When asked to sum up the essence of his WNCL label, Bob Bhamra keeps it simple: “I like it raw.” From his base in West Norwood, South London, Bhamra has supplied DJs and dancers with deadly and unorthodox club tracks for just over 10 years. WNCL has become a launching pad for imaginative new producers, coaxed fresh material from well- established greats, and consolidated its position as one of London’s go-to imprints, favouring energy and dancefloor potency over genres, fads or fly-by- night trends. From Kevin McPhee’s swung leftfield techno to J.Tijn’s metallic overdriven grooves, the bleepy garage of Boxwork to LMajor’s devastating 140bpm jungle, not to mention Bhamra’s own material as West Norwood Cassette Library, there’s a through line to WNCL’s releases influenced by decades of bass-heavy UK dance.
Growing up in a household full of records, Bhamra’s three older sisters guided his early appreciation for music. Kraftwerk’s ‘The Model’ and New Order’s ‘Confusion’ attuned his ear to electronic sounds, before he started getting into hip-hop and electro, and began to buy his own wax.
“By the time the house music explosion hit the UK, I already had the bug for buying records, but it was expensive trying to keep up — all the best tracks were usually imports,” Bhamra says. “Once you amass a bit of a collection, I suppose it’s inevitable that buying decks is the logical conclusion, although I took my time getting there. Even though the records were designed to be mixed, I was quite happy for years just listening to them from end to end!”

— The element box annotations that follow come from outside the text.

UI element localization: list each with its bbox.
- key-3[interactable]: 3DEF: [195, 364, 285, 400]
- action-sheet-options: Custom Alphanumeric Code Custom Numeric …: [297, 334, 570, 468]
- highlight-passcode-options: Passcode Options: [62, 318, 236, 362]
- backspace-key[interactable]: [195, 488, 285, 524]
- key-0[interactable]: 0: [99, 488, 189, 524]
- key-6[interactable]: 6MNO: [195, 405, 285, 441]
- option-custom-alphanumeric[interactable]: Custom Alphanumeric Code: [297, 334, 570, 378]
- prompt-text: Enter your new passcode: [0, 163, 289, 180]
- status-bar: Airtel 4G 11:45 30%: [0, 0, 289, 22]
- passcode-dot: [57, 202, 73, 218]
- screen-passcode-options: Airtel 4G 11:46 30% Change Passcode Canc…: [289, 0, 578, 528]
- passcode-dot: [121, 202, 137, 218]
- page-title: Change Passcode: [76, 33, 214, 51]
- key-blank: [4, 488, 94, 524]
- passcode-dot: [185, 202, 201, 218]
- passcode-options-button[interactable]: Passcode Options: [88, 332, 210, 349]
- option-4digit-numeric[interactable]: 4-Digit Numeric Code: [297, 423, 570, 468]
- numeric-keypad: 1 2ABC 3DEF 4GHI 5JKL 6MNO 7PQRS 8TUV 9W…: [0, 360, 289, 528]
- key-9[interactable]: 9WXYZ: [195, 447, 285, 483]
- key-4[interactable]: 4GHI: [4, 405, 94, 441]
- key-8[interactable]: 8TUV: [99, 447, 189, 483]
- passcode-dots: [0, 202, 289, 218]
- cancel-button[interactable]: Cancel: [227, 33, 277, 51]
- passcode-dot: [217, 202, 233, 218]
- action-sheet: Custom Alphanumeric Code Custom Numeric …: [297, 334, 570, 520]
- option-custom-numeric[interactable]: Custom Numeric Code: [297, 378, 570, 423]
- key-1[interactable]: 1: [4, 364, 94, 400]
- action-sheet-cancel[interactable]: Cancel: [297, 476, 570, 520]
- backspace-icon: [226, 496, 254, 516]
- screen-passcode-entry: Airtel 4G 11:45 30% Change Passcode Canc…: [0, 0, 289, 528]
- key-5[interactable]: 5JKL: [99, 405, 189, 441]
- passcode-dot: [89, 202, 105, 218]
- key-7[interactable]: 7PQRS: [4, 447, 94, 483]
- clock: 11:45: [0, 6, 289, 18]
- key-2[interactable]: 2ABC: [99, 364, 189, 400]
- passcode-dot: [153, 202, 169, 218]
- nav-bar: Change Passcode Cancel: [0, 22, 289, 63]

WNCL, an acronym of his own artist name, was initially to be an outlet for Bhamra’s productions, though quickly snowballed into an imprint putting out like-minded artists. Chicago house, hardcore and jungle were all early inspirations for Bhamra, but it was another more recent UK innovation that encouraged him to start WNCL in 2010. At a time when dubstep was rapidly cross-pollinating with other forms and mutating into various exciting hybrids, he felt compelled to release music of a similar tempo.
“Even though 2010 was a bit late in the dubstep timeline, I kicked the label off with tracks in the 140bpm template as a nod to the genre,” he says. “The clubs, the music and the people I met through dubstep inspired me to get back into making tracks, dusting off the decks, starting a podcast, writing a blog and eventually, launching the label.”